Cost Implications Every token in your conversation history is billed as an input token on every subsequent API call. A 50-turn conversation with full history means those early messages are billed 50 times. Aggressive pruning and summarization directly reduce your API costs.
🎓 Cert Tip — Domain 5.1

The "lost in the middle" effect means information in the middle of long context gets lower recall than information at the start or end.
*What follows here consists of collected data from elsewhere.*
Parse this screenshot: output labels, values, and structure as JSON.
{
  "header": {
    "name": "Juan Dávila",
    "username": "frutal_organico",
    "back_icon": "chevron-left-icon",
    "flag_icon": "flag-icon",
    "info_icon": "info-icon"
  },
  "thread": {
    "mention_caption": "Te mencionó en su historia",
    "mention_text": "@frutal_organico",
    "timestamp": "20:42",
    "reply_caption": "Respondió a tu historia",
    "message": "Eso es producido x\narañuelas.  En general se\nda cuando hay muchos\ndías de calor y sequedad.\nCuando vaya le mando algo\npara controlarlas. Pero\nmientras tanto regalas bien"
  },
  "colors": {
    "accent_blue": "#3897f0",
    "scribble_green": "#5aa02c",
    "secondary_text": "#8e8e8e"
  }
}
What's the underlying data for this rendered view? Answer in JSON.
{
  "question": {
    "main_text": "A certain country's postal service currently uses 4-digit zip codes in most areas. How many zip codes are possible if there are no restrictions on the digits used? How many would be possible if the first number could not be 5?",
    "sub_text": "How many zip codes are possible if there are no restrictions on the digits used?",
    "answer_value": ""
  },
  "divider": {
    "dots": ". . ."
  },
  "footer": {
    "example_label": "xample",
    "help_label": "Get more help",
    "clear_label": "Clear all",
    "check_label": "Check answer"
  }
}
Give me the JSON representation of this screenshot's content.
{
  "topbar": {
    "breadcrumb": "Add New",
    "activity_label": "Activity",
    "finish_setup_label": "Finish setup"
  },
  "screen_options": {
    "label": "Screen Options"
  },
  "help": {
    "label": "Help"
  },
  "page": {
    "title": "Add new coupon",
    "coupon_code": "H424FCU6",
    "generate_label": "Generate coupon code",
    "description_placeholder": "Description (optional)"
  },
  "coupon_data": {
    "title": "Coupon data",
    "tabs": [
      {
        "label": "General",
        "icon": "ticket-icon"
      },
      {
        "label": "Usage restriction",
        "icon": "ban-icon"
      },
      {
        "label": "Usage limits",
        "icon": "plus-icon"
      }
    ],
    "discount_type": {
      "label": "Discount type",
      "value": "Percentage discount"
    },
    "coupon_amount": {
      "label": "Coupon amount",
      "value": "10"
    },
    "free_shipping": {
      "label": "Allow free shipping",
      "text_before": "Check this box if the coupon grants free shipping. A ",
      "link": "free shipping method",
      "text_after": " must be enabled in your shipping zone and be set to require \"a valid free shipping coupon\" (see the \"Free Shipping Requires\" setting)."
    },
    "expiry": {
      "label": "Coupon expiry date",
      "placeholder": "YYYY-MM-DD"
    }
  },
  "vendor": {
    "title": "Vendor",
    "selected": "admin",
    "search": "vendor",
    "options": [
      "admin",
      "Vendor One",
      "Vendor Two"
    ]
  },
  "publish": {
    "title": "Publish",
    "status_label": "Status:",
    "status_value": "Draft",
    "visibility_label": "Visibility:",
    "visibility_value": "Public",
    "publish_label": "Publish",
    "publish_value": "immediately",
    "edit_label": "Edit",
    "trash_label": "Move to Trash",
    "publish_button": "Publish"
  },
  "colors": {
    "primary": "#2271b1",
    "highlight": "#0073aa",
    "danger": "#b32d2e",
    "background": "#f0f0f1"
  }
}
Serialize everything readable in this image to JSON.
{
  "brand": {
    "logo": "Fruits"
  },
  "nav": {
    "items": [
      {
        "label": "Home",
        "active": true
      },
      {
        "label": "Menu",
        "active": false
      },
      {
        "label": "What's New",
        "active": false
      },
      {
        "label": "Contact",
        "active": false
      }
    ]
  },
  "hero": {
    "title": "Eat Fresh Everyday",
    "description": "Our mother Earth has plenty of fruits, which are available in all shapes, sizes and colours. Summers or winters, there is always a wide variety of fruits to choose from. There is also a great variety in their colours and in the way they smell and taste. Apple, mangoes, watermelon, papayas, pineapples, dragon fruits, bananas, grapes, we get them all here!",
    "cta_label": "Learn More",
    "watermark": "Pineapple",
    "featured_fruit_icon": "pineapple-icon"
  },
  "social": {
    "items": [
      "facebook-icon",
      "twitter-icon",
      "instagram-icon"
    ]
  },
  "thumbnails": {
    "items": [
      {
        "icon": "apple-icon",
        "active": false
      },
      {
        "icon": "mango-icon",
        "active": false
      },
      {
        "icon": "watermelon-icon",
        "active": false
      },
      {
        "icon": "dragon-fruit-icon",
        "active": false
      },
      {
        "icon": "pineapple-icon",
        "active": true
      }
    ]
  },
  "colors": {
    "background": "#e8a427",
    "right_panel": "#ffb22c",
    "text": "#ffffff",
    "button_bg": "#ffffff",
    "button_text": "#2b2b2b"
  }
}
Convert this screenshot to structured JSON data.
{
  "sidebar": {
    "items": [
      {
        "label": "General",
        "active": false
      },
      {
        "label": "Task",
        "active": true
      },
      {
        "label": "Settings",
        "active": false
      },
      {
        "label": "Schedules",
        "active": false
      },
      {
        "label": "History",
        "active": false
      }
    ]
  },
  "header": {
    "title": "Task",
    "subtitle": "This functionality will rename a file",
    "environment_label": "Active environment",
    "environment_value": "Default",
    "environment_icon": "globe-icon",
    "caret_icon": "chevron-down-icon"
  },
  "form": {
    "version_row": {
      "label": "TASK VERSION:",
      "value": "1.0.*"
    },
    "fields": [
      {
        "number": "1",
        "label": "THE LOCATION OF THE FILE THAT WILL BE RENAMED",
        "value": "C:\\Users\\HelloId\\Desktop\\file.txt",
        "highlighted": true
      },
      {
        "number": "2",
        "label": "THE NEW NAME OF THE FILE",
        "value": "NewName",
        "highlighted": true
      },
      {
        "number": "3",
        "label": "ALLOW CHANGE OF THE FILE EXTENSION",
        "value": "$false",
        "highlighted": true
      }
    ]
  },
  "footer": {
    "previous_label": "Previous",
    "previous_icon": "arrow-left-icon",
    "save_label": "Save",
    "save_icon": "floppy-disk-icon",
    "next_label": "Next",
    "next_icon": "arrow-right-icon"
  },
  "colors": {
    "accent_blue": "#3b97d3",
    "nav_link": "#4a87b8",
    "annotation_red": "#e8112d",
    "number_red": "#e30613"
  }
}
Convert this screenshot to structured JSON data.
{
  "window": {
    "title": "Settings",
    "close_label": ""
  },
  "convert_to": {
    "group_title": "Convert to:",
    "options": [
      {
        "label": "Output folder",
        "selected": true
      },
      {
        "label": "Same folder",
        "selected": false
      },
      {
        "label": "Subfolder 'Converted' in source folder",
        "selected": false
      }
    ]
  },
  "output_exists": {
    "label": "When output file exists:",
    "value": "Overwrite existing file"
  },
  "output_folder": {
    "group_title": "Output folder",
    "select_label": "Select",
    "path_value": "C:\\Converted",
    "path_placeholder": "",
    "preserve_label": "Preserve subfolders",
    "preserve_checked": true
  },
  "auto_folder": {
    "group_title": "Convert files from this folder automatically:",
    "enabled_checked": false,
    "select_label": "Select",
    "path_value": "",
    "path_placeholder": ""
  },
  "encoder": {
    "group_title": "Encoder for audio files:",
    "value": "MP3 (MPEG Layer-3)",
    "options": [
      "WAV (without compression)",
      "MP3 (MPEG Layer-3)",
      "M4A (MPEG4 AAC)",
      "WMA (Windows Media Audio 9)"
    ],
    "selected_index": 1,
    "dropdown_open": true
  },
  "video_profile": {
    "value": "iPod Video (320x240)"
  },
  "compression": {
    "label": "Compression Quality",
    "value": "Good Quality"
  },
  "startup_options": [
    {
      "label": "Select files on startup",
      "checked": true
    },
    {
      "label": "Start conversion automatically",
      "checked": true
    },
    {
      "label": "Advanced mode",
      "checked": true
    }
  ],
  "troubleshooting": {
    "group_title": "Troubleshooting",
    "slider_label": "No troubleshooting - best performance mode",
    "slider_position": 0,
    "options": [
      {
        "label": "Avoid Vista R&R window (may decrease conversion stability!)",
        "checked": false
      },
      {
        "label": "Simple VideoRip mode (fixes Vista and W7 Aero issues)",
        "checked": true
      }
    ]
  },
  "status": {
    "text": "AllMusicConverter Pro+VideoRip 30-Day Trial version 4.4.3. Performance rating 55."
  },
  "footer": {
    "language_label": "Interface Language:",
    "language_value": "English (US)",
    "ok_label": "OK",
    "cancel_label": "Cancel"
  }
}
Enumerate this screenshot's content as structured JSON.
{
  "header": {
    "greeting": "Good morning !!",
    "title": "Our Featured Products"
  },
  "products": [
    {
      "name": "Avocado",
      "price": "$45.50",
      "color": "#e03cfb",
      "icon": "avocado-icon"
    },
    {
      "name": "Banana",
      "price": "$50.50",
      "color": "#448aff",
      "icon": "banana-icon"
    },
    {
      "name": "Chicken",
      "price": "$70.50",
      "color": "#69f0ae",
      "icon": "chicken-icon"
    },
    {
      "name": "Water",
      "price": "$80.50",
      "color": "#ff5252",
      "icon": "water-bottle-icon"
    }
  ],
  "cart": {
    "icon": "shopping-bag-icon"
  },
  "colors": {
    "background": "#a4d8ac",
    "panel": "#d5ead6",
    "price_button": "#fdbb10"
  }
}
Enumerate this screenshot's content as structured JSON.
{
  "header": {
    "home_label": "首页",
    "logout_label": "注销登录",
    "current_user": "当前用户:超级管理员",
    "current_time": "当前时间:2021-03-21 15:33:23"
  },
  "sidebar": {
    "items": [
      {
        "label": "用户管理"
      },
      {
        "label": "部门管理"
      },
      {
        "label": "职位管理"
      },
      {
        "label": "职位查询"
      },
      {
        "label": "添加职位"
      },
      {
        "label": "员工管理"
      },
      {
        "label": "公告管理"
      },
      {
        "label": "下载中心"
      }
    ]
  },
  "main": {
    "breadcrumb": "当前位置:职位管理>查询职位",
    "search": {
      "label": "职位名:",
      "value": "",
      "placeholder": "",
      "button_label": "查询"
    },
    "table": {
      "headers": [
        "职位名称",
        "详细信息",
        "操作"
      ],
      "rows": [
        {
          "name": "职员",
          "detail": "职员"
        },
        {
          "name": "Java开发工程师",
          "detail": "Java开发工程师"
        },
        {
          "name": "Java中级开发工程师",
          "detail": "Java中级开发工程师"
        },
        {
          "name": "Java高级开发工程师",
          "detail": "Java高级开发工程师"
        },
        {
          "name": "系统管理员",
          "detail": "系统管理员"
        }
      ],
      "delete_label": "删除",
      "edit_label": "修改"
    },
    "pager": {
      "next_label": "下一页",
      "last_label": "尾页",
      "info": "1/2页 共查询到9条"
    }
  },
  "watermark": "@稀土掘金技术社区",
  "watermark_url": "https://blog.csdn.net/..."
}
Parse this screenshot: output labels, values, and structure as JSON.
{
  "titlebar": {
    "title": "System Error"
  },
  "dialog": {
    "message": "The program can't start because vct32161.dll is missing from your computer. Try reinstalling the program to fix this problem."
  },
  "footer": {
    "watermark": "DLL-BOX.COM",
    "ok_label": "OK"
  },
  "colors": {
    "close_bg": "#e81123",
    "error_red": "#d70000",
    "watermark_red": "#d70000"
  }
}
Position critical data at the beginning (case facts) or end (current query).

Practical Context Window Management

Knowing the budget exists is one thing — actively managing it in production is another. The patterns below are what you will actually wire into a real ConversationManager. Four moving pieces work together: counting tokens before you send, allocating by percentage, handling overflow, and dynamically sizing the sliding window.

1. Count tokens before the request. Never send first and hope it fits. Use Anthropic's count_tokens endpoint or a local tokenizer to size the payload up front:

# Pseudocode — run BEFORE every API call input_tokens = count_tokens(system) \ + count_tokens(messages) \ + count_tokens(user_msg) if input_tokens + max_tokens > CONTEXT_LIMIT: messages = prune_to_budget( messages, target = CONTEXT_LIMIT - max_tokens - 5_000 # safety margin ) response = client.messages.create(...)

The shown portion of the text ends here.